Typ: Meldung , Datum: 13.05.2022

Ein neuer Lagebericht des Verfassungsschutzes informiert über extremistische Aktivitäten von Bediensteten in Sicherheitsbehörden. Nancy Faeser: "Wir werden Verfassungsfeinde schneller als bisher aus dem öffentlichen Dienst entfernen."

Bundesinnenministerin Nancy Faeser und Verfassungsschutzpräsident Thomas Haldenwang, haben heute den Lagebericht Rechtsextremisten, "Reichsbürger" und "Selbstverwalter" in Sicherheitsbehörden vorgestellt. Der Bericht macht extremistische Aktivitäten von Mitarbeiterinnen und Mitarbeitern der deutschen Sicherheitsbehörden transparent und zeigt ergriffene Maßnahmen auf.

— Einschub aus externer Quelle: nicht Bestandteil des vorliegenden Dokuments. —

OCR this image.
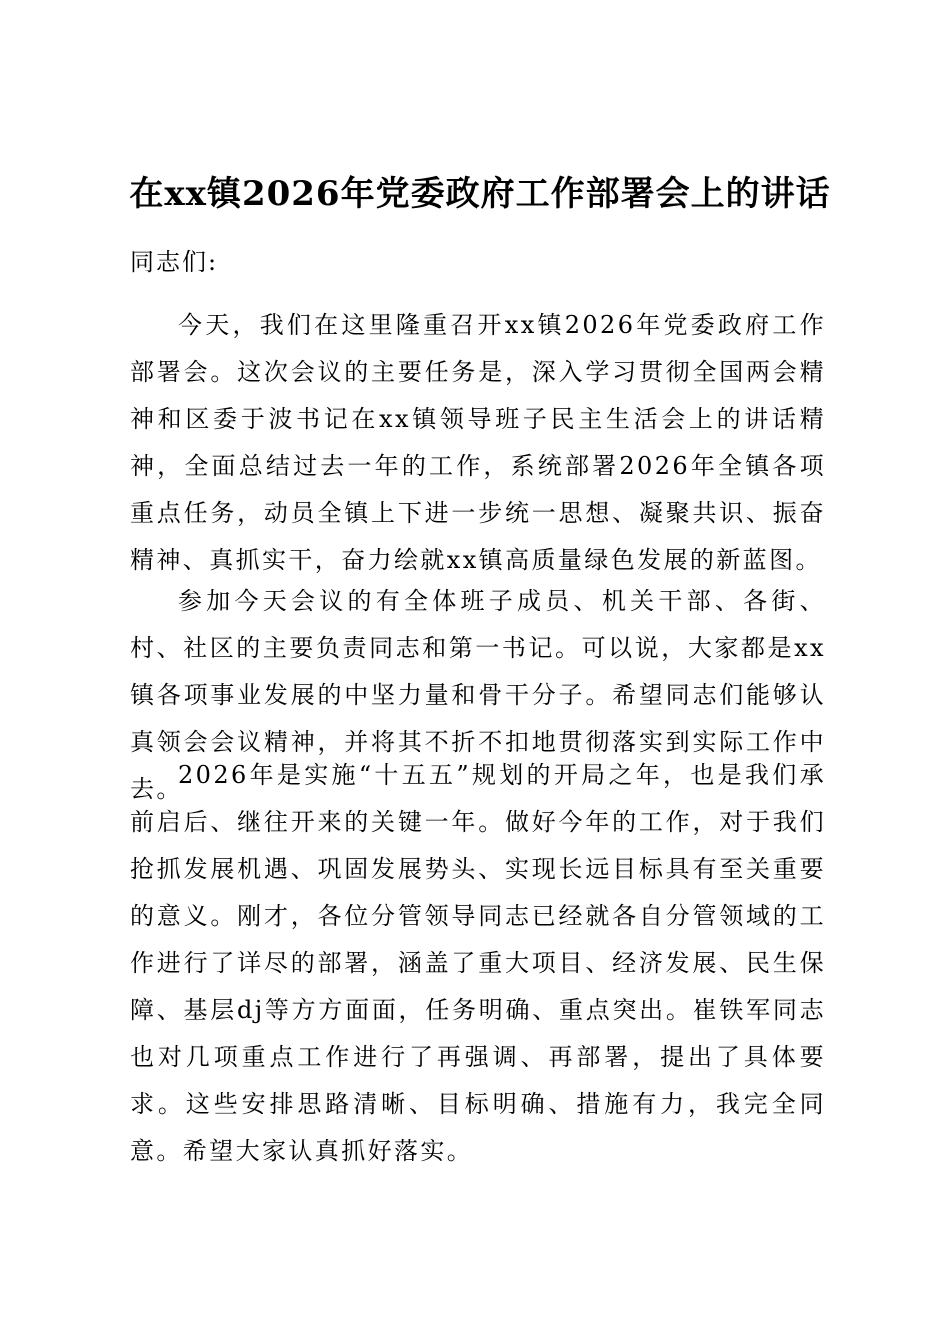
在xx镇2026年党委政府工作部署会上的讲话
同志们:

今天，我们在这里隆重召开xx镇2026年党委政府工作部署会。这次会议的主要任务是，深入学习贯彻全国两会精神和区委于波书记在xx镇领导班子民主生活会上的讲话精神，全面总结过去一年的工作，系统部署2026年全镇各项重点任务，动员全镇上下进一步统一思想、凝聚共识、振奋精神、真抓实干，奋力绘就xx镇高质量绿色发展的新蓝图。

参加今天会议的有全体班子成员、机关干部、各街、村、社区的主要负责同志和第一书记。可以说，大家都是xx镇各项事业发展的中坚力量和骨干分子。希望同志们能够认真领会会议精神，并将其不折不扣地贯彻落实到实际工作中去。

2026年是实施“十五五”规划的开局之年，也是我们承前启后、继往开来的关键一年。做好今年的工作，对于我们抢抓发展机遇、巩固发展势头、实现长远目标具有至关重要的意义。刚才，各位分管领导同志已经就各自分管领域的工作进行了详尽的部署，涵盖了重大项目、经济发展、民生保障、基层dj等方方面面，任务明确、重点突出。崔铁军同志也对几项重点工作进行了再强调、再部署，提出了具体要求。这些安排思路清晰、目标明确、措施有力，我完全同意。希望大家认真抓好落实。
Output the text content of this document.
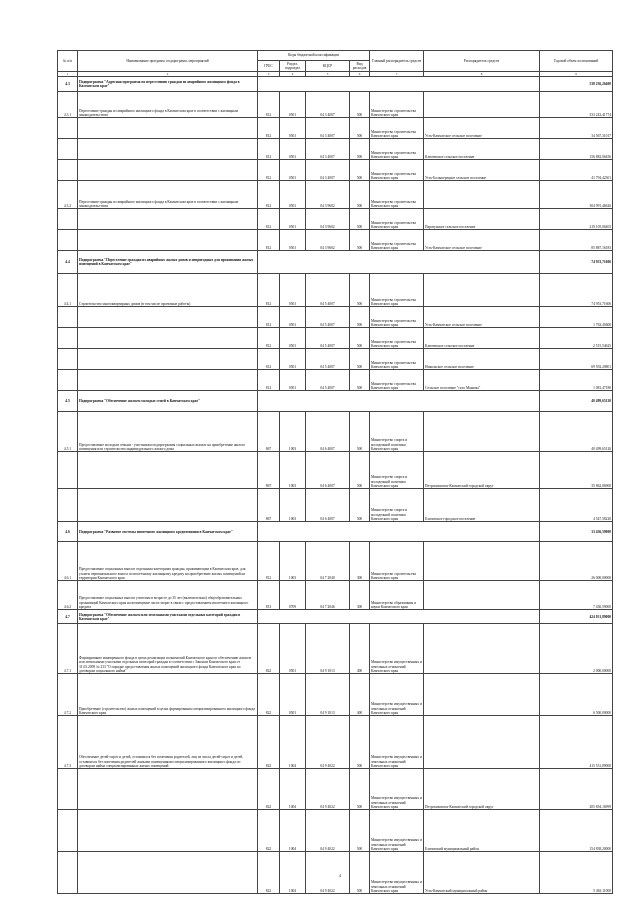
№ п/п	Наименование программ, подпрограмм, мероприятий	Коды бюджетной классификации				Главный распорядитель средств	Распорядитель средств	Годовой объем ассигнований
		ГРБС	Раздел, подраздел	КЦСР	Вид расходов			
1	2	3	4	5	6	7	8	9
4.3	Подпрограмма "Адресная программа по переселению граждан из аварийного жилищного фонда в Камчатском крае"							538 236,26400
4.3.1	Переселение граждан из аварийного жилищного фонда в Камчатском крае в соответствии с жилищным законодательством	812	0501	04 3 4007	500	Министерство строительства Камчатского края		533 243,41774
		812	0501	04 3 4007	500	Министерство строительства Камчатского края	Усть-Камчатское сельское поселение	34 567,31017
		812	0501	04 3 4007	500	Министерство строительства Камчатского края	Ключевское сельское поселение	156 882,06456
		812	0501	04 3 4007	500	Министерство строительства Камчатского края	Усть-Большерецкое сельское поселение	41 794,42301
4.3.2	Переселение граждан из аварийного жилищного фонда в Камчатском крае в соответствии с жилищным законодательством	812	0501	04 3 9602	500	Министерство строительства Камчатского края		304 991,46626
		812	0501	04 3 9602	500	Министерство строительства Камчатского края	Паратунское сельское поселение	219 105,06403
		812	0501	04 3 9602	500	Министерство строительства Камчатского края	Усть-Камчатское сельское поселение	85 887,16183
4.4	Подпрограмма "Переселение граждан из аварийных жилых домов и непригодных для проживания жилых помещений в Камчатском крае"							74 953,71606
4.4.1	Строительство многоквартирных домов (в том числе проектные работы)	812	0501	04 5 4007	500	Министерство строительства Камчатского края		74 953,71606
		812	0501	04 5 4007	500	Министерство строительства Камчатского края	Усть-Камчатское сельское поселение	1 763,45600
		812	0501	04 5 4007	500	Министерство строительства Камчатского края	Ключевское сельское поселение	2 515,54625
		812	0501	04 5 4007	500	Министерство строительства Камчатского края	Никольское сельское поселение	69 592,20801
		812	0501	04 5 4007	500	Министерство строительства Камчатского края	Сельское поселение "село Манилы"	1 081,47180
4.5	Подпрограмма "Обеспечение жильем молодых семей в Камчатском крае"							40 499,65120
4.5.1	Предоставление молодым семьям - участникам подпрограммы социальных выплат на приобретение жилого помещения или строительство индивидуального жилого дома	867	1003	04 6 4007	500	Министерство спорта и молодежной политики Камчатского края		40 499,65120
		867	1003	04 6 4007	500	Министерство спорта и молодежной политики Камчатского края	Петропавловск-Камчатский городской округ	35 862,06900
		867	1003	04 6 4007	500	Министерство спорта и молодежной политики Камчатского края	Елизовское городское поселение	4 547,58220
4.6	Подпрограмма "Развитие системы ипотечного жилищного кредитования в Камчатском крае"							33 436,59000
4.6.1	Предоставление социальных выплат отдельным категориям граждан, проживающим в Камчатском крае, для уплаты первоначального взноса по ипотечному жилищному кредиту на приобретение жилых помещений на территории Камчатского края	812	1003	04 7 2040	300	Министерство строительства Камчатского края		26 000,00000
4.6.2	Предоставление социальных выплат учителям в возрасте до 35 лет (включительно) общеобразовательных организаций Камчатского края на возмещение части затрат в связи с предоставлением ипотечного жилищного кредита	813	0709	04 7 2046	300	Министерство образования и науки Камчатского края		7 436,59000
4.7	Подпрограмма "Обеспечение жильем или земельными участками отдельных категорий граждан в Камчатском крае"							424 031,89000
4.7.1	Формирование маневренного фонда в целях реализации полномочий Камчатского края по обеспечению жильем или земельными участками отдельных категорий граждан в соответствии с Законом Камчатского края от 31.03.2009 № 233 "О порядке предоставления жилых помещений жилищного фонда Камчатского края по договорам социального найма"	822	0501	04 9 1013	400	Министерство имущественных и земельных отношений Камчатского края		2 000,00000
4.7.2	Приобретение (строительство) жилых помещений в целях формирования специализированного жилищного фонда Камчатского края	822	0501	04 9 1013	400	Министерство имущественных и земельных отношений Камчатского края		6 500,00000
4.7.3	Обеспечение детей-сирот и детей, оставшихся без попечения родителей, лиц из числа детей-сирот и детей, оставшихся без попечения родителей жилыми помещениями специализированного жилищного фонда по договорам найма специализированных жилых помещений	822	1004	04 9 4022	500	Министерство имущественных и земельных отношений Камчатского края		415 531,89000
		822	1004	04 9 4022	500	Министерство имущественных и земельных отношений Камчатского края	Петропавловск-Камчатский городской округ	205 694,16999
		822	1004	04 9 4022	500	Министерство имущественных и земельных отношений Камчатского края	Елизовский муниципальный район	154 838,20000
		822	1004	04 9 4022	500	Министерство имущественных и земельных отношений Камчатского края	Усть-Камчатский муниципальный район	5 463,11000
4
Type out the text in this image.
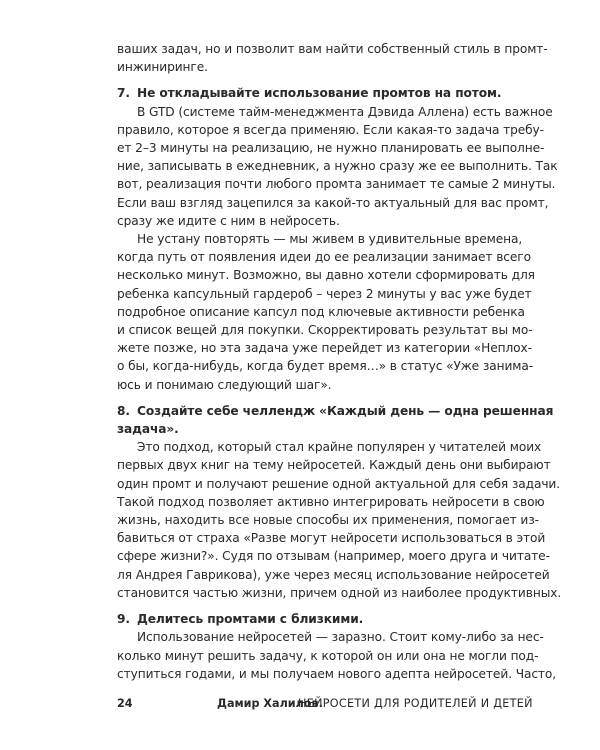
ваших задач, но и позволит вам найти собственный стиль в промт-
инжиниринге.
7. Не откладывайте использование промтов на потом.
В GTD (системе тайм-менеджмента Дэвида Аллена) есть важное
правило, которое я всегда применяю. Если какая-то задача требу-
ет 2–3 минуты на реализацию, не нужно планировать ее выполне-
ние, записывать в ежедневник, а нужно сразу же ее выполнить. Так
вот, реализация почти любого промта занимает те самые 2 минуты.
Если ваш взгляд зацепился за какой-то актуальный для вас промт,
сразу же идите с ним в нейросеть.
Не устану повторять — мы живем в удивительные времена,
когда путь от появления идеи до ее реализации занимает всего
несколько минут. Возможно, вы давно хотели сформировать для
ребенка капсульный гардероб – через 2 минуты у вас уже будет
подробное описание капсул под ключевые активности ребенка
и список вещей для покупки. Скорректировать результат вы мо-
жете позже, но эта задача уже перейдет из категории «Неплох-
о бы, когда-нибудь, когда будет время…» в статус «Уже занима-
юсь и понимаю следующий шаг».
8. Создайте себе челлендж «Каждый день — одна решенная
задача».
Это подход, который стал крайне популярен у читателей моих
первых двух книг на тему нейросетей. Каждый день они выбирают
один промт и получают решение одной актуальной для себя задачи.
Такой подход позволяет активно интегрировать нейросети в свою
жизнь, находить все новые способы их применения, помогает из-
бавиться от страха «Разве могут нейросети использоваться в этой
сфере жизни?». Судя по отзывам (например, моего друга и читате-
ля Андрея Гаврикова), уже через месяц использование нейросетей
становится частью жизни, причем одной из наиболее продуктивных.
9. Делитесь промтами с близкими.
Использование нейросетей — заразно. Стоит кому-либо за нес-
колько минут решить задачу, к которой он или она не могли под-
ступиться годами, и мы получаем нового адепта нейросетей. Часто,
24	Дамир Халилов.
НЕЙРОСЕТИ ДЛЯ РОДИТЕЛЕЙ И ДЕТЕЙ
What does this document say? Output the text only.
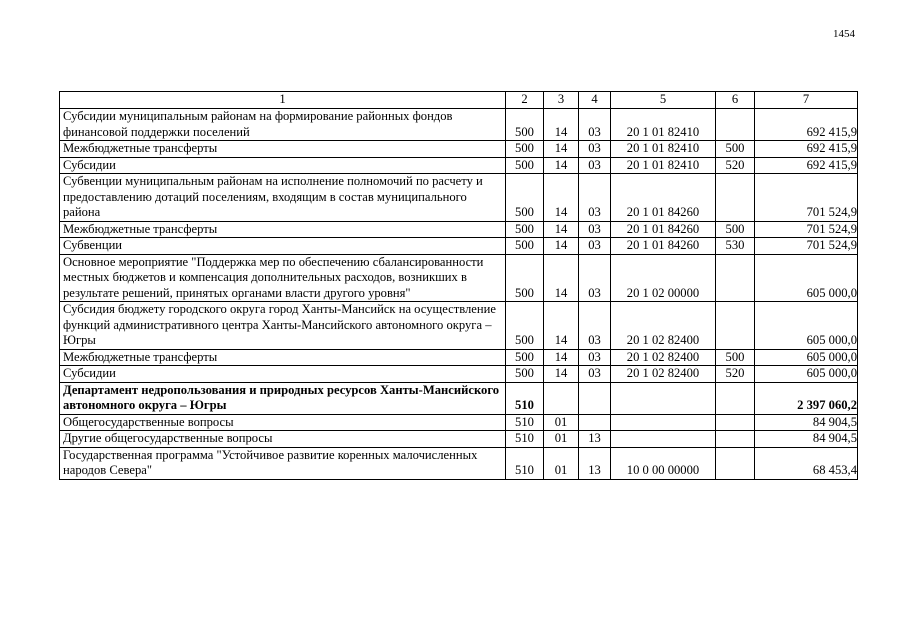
1454
1	2	3	4	5	6	7
Субсидии муниципальным районам на формирование районных фондов финансовой поддержки поселений	500	14	03	20 1 01 82410		692 415,9
Межбюджетные трансферты	500	14	03	20 1 01 82410	500	692 415,9
Субсидии	500	14	03	20 1 01 82410	520	692 415,9
Субвенции муниципальным районам на исполнение полномочий по расчету и предоставлению дотаций поселениям, входящим в состав муниципального района	500	14	03	20 1 01 84260		701 524,9
Межбюджетные трансферты	500	14	03	20 1 01 84260	500	701 524,9
Субвенции	500	14	03	20 1 01 84260	530	701 524,9
Основное мероприятие "Поддержка мер по обеспечению сбалансированности местных бюджетов и компенсация дополнительных расходов, возникших в результате решений, принятых органами власти другого уровня"	500	14	03	20 1 02 00000		605 000,0
Субсидия бюджету городского округа город Ханты-Мансийск на осуществление функций административного центра Ханты-Мансийского автономного округа – Югры	500	14	03	20 1 02 82400		605 000,0
Межбюджетные трансферты	500	14	03	20 1 02 82400	500	605 000,0
Субсидии	500	14	03	20 1 02 82400	520	605 000,0
Департамент недропользования и природных ресурсов Ханты-Мансийского автономного округа – Югры	510					2 397 060,2
Общегосударственные вопросы	510	01				84 904,5
Другие общегосударственные вопросы	510	01	13			84 904,5
Государственная программа "Устойчивое развитие коренных малочисленных народов Севера"	510	01	13	10 0 00 00000		68 453,4
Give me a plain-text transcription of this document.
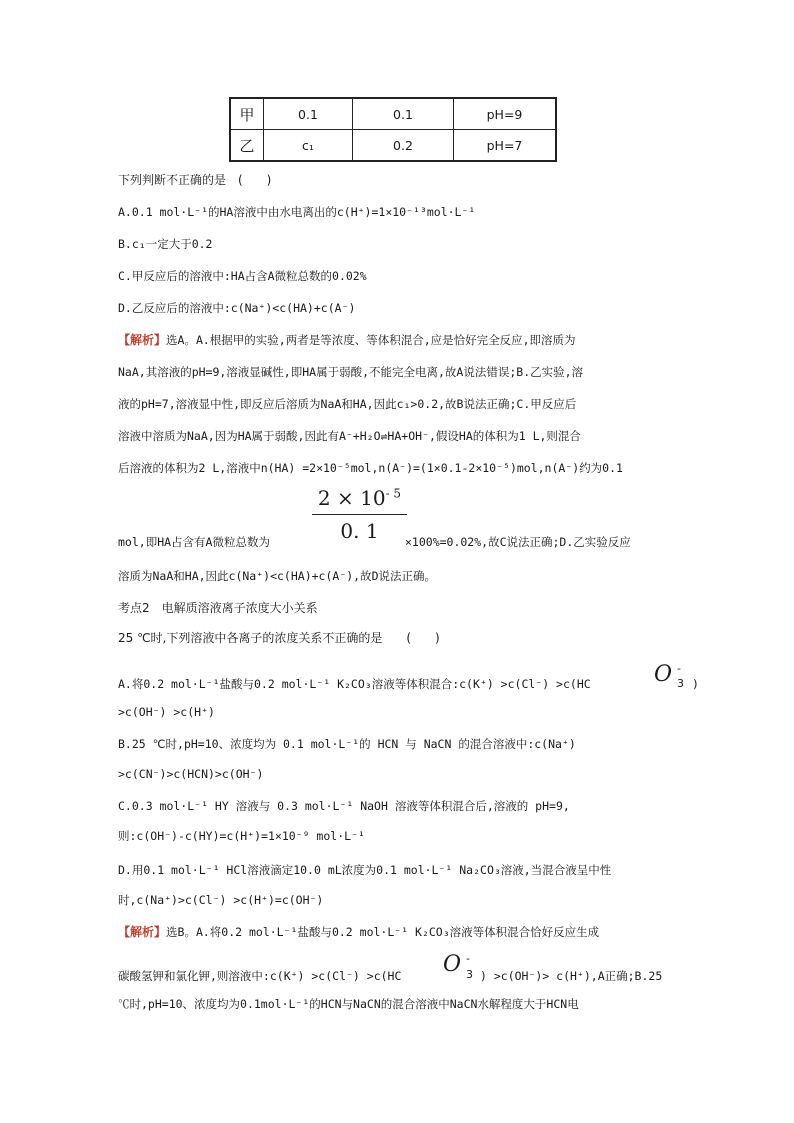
甲	0.1	0.1	pH=9
乙	c₁	0.2	pH=7
下列判断不正确的是　(　　)
A.0.1 mol·L⁻¹的HA溶液中由水电离出的c(H⁺)=1×10⁻¹³mol·L⁻¹
B.c₁一定大于0.2
C.甲反应后的溶液中:HA占含A微粒总数的0.02%
D.乙反应后的溶液中:c(Na⁺)<c(HA)+c(A⁻)
【解析】选A。A.根据甲的实验,两者是等浓度、等体积混合,应是恰好完全反应,即溶质为
NaA,其溶液的pH=9,溶液显碱性,即HA属于弱酸,不能完全电离,故A说法错误;B.乙实验,溶
液的pH=7,溶液显中性,即反应后溶质为NaA和HA,因此c₁>0.2,故B说法正确;C.甲反应后
溶液中溶质为NaA,因为HA属于弱酸,因此有A⁻+H₂O⇌HA+OH⁻,假设HA的体积为1 L,则混合
后溶液的体积为2 L,溶液中n(HA) =2×10⁻⁵mol,n(A⁻)=(1×0.1-2×10⁻⁵)mol,n(A⁻)约为0.1
$2 \times 10^{- 5}$
0. 1
mol,即HA占含有A微粒总数为	×100%=0.02%,故C说法正确;D.乙实验反应
溶质为NaA和HA,因此c(Na⁺)<c(HA)+c(A⁻),故D说法正确。
考点2　电解质溶液离子浓度大小关系
25 ℃时,下列溶液中各离子的浓度关系不正确的是　　(　　)
A.将0.2 mol·L⁻¹盐酸与0.2 mol·L⁻¹ K₂CO₃溶液等体积混合:c(K⁺) >c(Cl⁻) >c(HC	O -
3 )
>c(OH⁻) >c(H⁺)
B.25 ℃时,pH=10、浓度均为 0.1 mol·L⁻¹的 HCN 与 NaCN 的混合溶液中:c(Na⁺)
>c(CN⁻)>c(HCN)>c(OH⁻)
C.0.3 mol·L⁻¹ HY 溶液与 0.3 mol·L⁻¹ NaOH 溶液等体积混合后,溶液的 pH=9,
则:c(OH⁻)-c(HY)=c(H⁺)=1×10⁻⁹ mol·L⁻¹
D.用0.1 mol·L⁻¹ HCl溶液滴定10.0 mL浓度为0.1 mol·L⁻¹ Na₂CO₃溶液,当混合液呈中性
时,c(Na⁺)>c(Cl⁻) >c(H⁺)=c(OH⁻)
【解析】选B。A.将0.2 mol·L⁻¹盐酸与0.2 mol·L⁻¹ K₂CO₃溶液等体积混合恰好反应生成
碳酸氢钾和氯化钾,则溶液中:c(K⁺) >c(Cl⁻) >c(HC O -
3 ) >c(OH⁻)> c(H⁺),A正确;B.25
℃时,pH=10、浓度均为0.1mol·L⁻¹的HCN与NaCN的混合溶液中NaCN水解程度大于HCN电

Nancy Faeser: "Wir lassen nicht zu, dass unser demokratischer Rechtsstaat von innen heraus von Rechtsextremisten sabotiert wird. Jeder Extremismusfall muss klare Konsequenzen haben. Dafür müssen wir in Bund und Ländern alle rechtlichen Möglichkeiten ausschöpfen – und dort, wo es nötig ist, die rechtlichen Instrumente nachschärfen. Einen Gesetzentwurf zur Änderung des Bundesdisziplinargesetzes werde ich noch in diesem Jahr vorlegen. Wir werden Verfassungsfeinde schneller als bisher aus dem öffentlichen Dienst entfernen."

Thomas Haldenwang sieht durch Extremisten nicht nur das öffentliche Vertrauen in den Staat gefährdet: "Solche Fälle sind auch ein Schlag ins Gesicht für diejenigen Beschäftigten, die fest mit beiden Füßen auf dem Boden der freiheitlichen demokratischen Grundordnung stehen." 

Anhaltspunkte für Extremismus bei 327 Bediensteten

Der heute vorgestellte Lagebericht knüpft an den erstmals im Oktober 2020 vorgestellten Lagebericht Rechtsextremismus an. Er führt die quantitative Erhebung fort und legt zusätzlich einen Fokus auf die Analyse möglicher Kennlinien der bearbeiteten Fälle zu einschlägigen rechtsextremistischen Akteuren. Der Bericht umfasst einen Erhebungszeitraum von Juli 2018 bis Juni 2021. In dieser Zeit wurden insgesamt 860 Fälle bei Sicherheitsbehörden von Bund und Ländern ausgewertet. Bei 327 Bediensteten wurden tatsächliche Anhaltspunkte für Bestrebungen gegen die freiheitliche demokratische Grundordnung festgestellt. Das sind 38 Prozent aller Fälle. 138 davon entfallen auf Bundesbehörden, 189 auf die Landesebene. In den Sicherheitsbehörden von Bund und Ländern arbeiten insgesamt über 640.000 Personen.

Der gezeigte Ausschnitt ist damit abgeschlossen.